I just finished a book that is on my top ten list of all time. Maybe top five. The book is A Gentleman In Moscow by Amor Towles. As I read, I felt (I am not borrowing this “feeling” from any review) like I was listening to a symphony. Or reading one. The book is beautiful.
I won’t belabor the story. Count Alexander Ilyich Rostov is placed in detention – for life – in Moscow’s Metropol Hotel in 1922. He is spared from a bullet in the head only because of a pre-revolutionary poem he wrote in 1913. But — if he steps outside the hotel – he will be killed. The story revolves around the Count’s 40 years in the Metropol and in his tiny, cramped servant’s quarters. Sound boring? It ain’t.

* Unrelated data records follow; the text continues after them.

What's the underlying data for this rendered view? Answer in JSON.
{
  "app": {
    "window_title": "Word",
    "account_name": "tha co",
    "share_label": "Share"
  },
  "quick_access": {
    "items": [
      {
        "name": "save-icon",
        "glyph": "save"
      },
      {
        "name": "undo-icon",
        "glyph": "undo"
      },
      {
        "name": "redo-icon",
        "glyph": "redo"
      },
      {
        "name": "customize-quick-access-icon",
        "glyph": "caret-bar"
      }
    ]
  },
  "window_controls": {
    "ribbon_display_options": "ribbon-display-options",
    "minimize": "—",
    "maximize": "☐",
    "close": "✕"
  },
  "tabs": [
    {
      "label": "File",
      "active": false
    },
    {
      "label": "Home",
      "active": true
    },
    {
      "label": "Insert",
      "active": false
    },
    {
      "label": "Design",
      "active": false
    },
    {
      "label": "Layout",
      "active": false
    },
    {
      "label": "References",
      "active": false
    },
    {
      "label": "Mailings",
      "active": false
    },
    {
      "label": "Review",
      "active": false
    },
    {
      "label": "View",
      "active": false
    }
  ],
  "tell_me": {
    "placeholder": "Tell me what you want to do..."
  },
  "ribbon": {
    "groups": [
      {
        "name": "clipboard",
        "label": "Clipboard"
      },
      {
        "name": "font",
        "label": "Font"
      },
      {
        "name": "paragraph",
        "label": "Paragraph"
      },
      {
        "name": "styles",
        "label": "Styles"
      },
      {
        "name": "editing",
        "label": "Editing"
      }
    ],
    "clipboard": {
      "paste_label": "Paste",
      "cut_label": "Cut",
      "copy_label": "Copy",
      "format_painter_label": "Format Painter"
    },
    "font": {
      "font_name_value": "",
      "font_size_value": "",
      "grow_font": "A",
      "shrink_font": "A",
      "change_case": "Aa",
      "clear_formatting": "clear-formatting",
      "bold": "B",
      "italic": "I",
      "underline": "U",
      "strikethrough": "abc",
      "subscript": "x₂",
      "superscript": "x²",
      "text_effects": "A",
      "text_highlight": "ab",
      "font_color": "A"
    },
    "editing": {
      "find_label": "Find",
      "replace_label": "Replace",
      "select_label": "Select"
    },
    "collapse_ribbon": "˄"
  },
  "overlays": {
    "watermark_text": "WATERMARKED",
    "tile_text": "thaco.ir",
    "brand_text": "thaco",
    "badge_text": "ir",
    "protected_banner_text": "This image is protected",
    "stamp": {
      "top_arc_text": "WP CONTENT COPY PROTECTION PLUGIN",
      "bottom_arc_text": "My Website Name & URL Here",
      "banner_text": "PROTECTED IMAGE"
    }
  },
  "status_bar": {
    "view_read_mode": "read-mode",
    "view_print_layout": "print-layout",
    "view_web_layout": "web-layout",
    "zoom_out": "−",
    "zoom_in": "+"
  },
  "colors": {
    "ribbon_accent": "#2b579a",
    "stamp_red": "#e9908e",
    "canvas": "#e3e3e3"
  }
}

In reading this book, I was reminded of Julian Assange (WikiLeaks founder) who has been living in the Ecuadorian Embassy in London since 2012. If he steps outside, he will not be shot — but he will certainly be arrested, detained and placed in a prison cell. While Count Rostov had no internet connection, we have just learned that Assange’s internet connection has been cut since he violated his written agreement to not meddle in the affairs of other nations. Mr. Assange has vocally supported the Russian government’s denial of their attempted murder (with a military-grade nerve agent) of Russian spy Sergei Skripal and his daughter.
Count Rostov was the epitome of congeniality, cooperation and dignity given his circumstances. Maybe someone should send Julian a copy of Amor Towles classic work.